Afghanistan has once again been taken over by the Taliban and the political situation in the country is both fragile and extremely risky. With the pullout of US troops, the security situation has worsened and is worsening by the day.
Any investment in the country is highly unlikely in at least the near future. And even if peace does somehow prevail, the country's record in the past doesn't evoke much confidence for foreign companies to come and invest.
Lack of infrastructure
Despite having a vast reserve for lithium and other rare earth, Afghanistan lacks the infrastructure required to extract those minerals. The demand for lithium, cobalt and neodymium has been increasing worldwide. But, extracting these minerals require huge investment and infrastructure.
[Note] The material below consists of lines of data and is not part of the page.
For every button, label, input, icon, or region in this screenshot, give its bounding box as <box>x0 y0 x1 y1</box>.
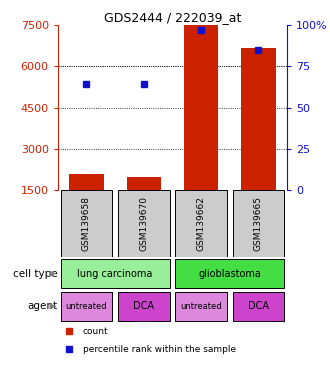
Text: GSM139658: GSM139658 <box>82 196 91 251</box>
Text: lung carcinoma: lung carcinoma <box>78 268 153 279</box>
Text: DCA: DCA <box>133 301 154 311</box>
Bar <box>61 259 170 288</box>
Bar <box>126 177 161 190</box>
Bar <box>241 48 276 190</box>
Bar <box>175 190 227 257</box>
Title: GDS2444 / 222039_at: GDS2444 / 222039_at <box>104 11 241 24</box>
Bar <box>69 174 104 190</box>
Text: DCA: DCA <box>248 301 269 311</box>
Bar <box>175 259 284 288</box>
Text: GSM139662: GSM139662 <box>197 196 206 251</box>
Bar <box>118 190 170 257</box>
Bar <box>233 291 284 321</box>
Bar <box>175 291 227 321</box>
Bar <box>61 190 112 257</box>
Text: GSM139670: GSM139670 <box>139 196 148 251</box>
Bar <box>233 190 284 257</box>
Bar <box>118 291 170 321</box>
Text: cell type: cell type <box>13 268 58 279</box>
Text: GSM139665: GSM139665 <box>254 196 263 251</box>
Text: percentile rank within the sample: percentile rank within the sample <box>83 345 236 354</box>
Bar <box>184 25 218 190</box>
Text: untreated: untreated <box>180 302 222 311</box>
Text: agent: agent <box>28 301 58 311</box>
Bar <box>61 291 112 321</box>
Text: count: count <box>83 326 109 336</box>
Text: glioblastoma: glioblastoma <box>198 268 261 279</box>
Text: untreated: untreated <box>66 302 107 311</box>
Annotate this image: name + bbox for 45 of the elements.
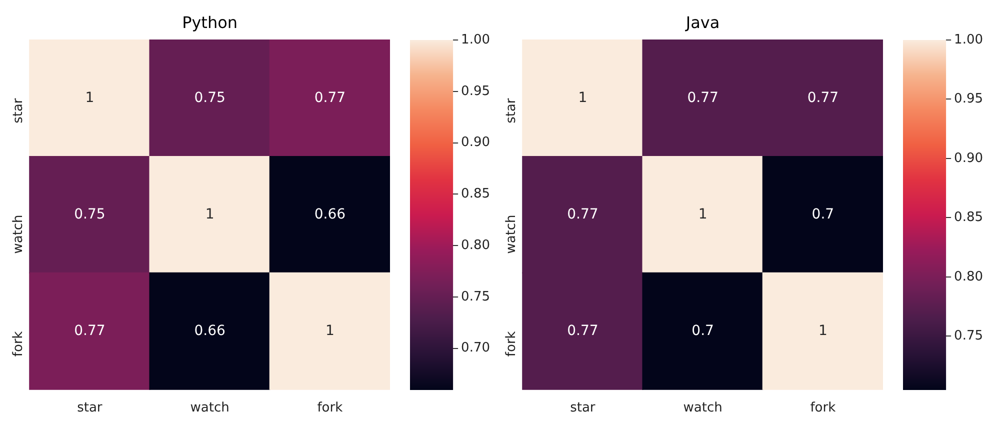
color-bar-label: 0.70 <box>461 340 490 356</box>
chart-title: Python <box>182 13 238 32</box>
color-bar-label: 0.90 <box>461 135 490 150</box>
x-tick-label: watch <box>190 400 230 416</box>
data-label: 1 <box>818 322 828 339</box>
data-label: 0.7 <box>692 322 714 339</box>
chart-title: Java <box>684 13 720 32</box>
data-label: 0.77 <box>567 206 598 222</box>
data-label: 0.7 <box>812 206 834 222</box>
color-bar-label: 0.90 <box>954 150 984 166</box>
data-label: 0.66 <box>314 206 346 222</box>
data-label: 0.75 <box>194 90 226 106</box>
data-label: 1 <box>578 90 588 106</box>
y-tick-label: watch <box>10 214 26 254</box>
y-tick-label: watch <box>504 214 519 254</box>
x-tick-label: fork <box>317 400 344 416</box>
data-label: 1 <box>325 322 334 339</box>
color-bar-label: 1.00 <box>461 32 490 48</box>
data-label: 0.77 <box>687 90 718 106</box>
x-tick-label: watch <box>683 400 722 416</box>
data-label: 0.77 <box>74 322 106 339</box>
data-label: 0.77 <box>807 90 839 106</box>
x-tick-label: star <box>77 400 103 416</box>
color-bar-label: 0.80 <box>954 269 984 284</box>
x-tick-label: fork <box>810 400 836 416</box>
color-bar-label: 0.85 <box>461 186 490 202</box>
y-tick-label: fork <box>504 330 519 357</box>
data-label: 1 <box>698 206 708 222</box>
color-bar-label: 0.85 <box>954 210 984 226</box>
data-label: 0.66 <box>194 322 226 339</box>
data-label: 0.77 <box>314 90 346 106</box>
data-label: 1 <box>205 206 214 222</box>
x-tick-label: star <box>570 400 596 416</box>
data-label: 0.77 <box>567 322 598 339</box>
y-tick-label: star <box>504 98 519 124</box>
color-bar-label: 0.75 <box>954 328 984 344</box>
y-tick-label: fork <box>10 330 26 357</box>
y-tick-label: star <box>10 98 26 124</box>
color-bar-label: 0.95 <box>954 92 984 107</box>
color-bar-label: 1.00 <box>954 32 984 48</box>
color-bar-label: 0.75 <box>461 289 490 304</box>
data-label: 0.75 <box>74 206 106 222</box>
color-bar-label: 0.95 <box>461 84 490 99</box>
data-label: 1 <box>85 90 94 106</box>
color-bar-label: 0.80 <box>461 238 490 253</box>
Several US, European and Asian companies have shown their interest in setting up mining infrastructure in Afghanistan to extract these minerals. However, the unstable political scenario in the country has barred them from doing so.
In the current geopolitical scenario, China can strengthen its hold in the EV battery market and global lithium reserve as well. The country has already shown its interest in investing in infrastructures in Afghanistan. It has also shown interest in extending its Belt and Road Initiative in Afghanistan as well.
The US Geological Survey study has revealed that a vast amount of high-value mineral deposits are located along the border with Pakistan. Coincidentally this is the area where conflict rages on. Besides China, Pakistan too might try its hand on the mineral reserves in Afghanistan.
This could propel the growth in the Afghan mineral industry, especially in the lithium and other rare earth required for the EV industry. China already owns the lion's share in the global lithium deposit and mines through various companies in Chile and Australia. It is also known for its aggressive push for electric mobility. The global EV battery market too is dominated by Chinese companies.
With the vast Afghan lithium deposit in China's hands, the country will be able to further strengthen its position in the global EV ecosystem.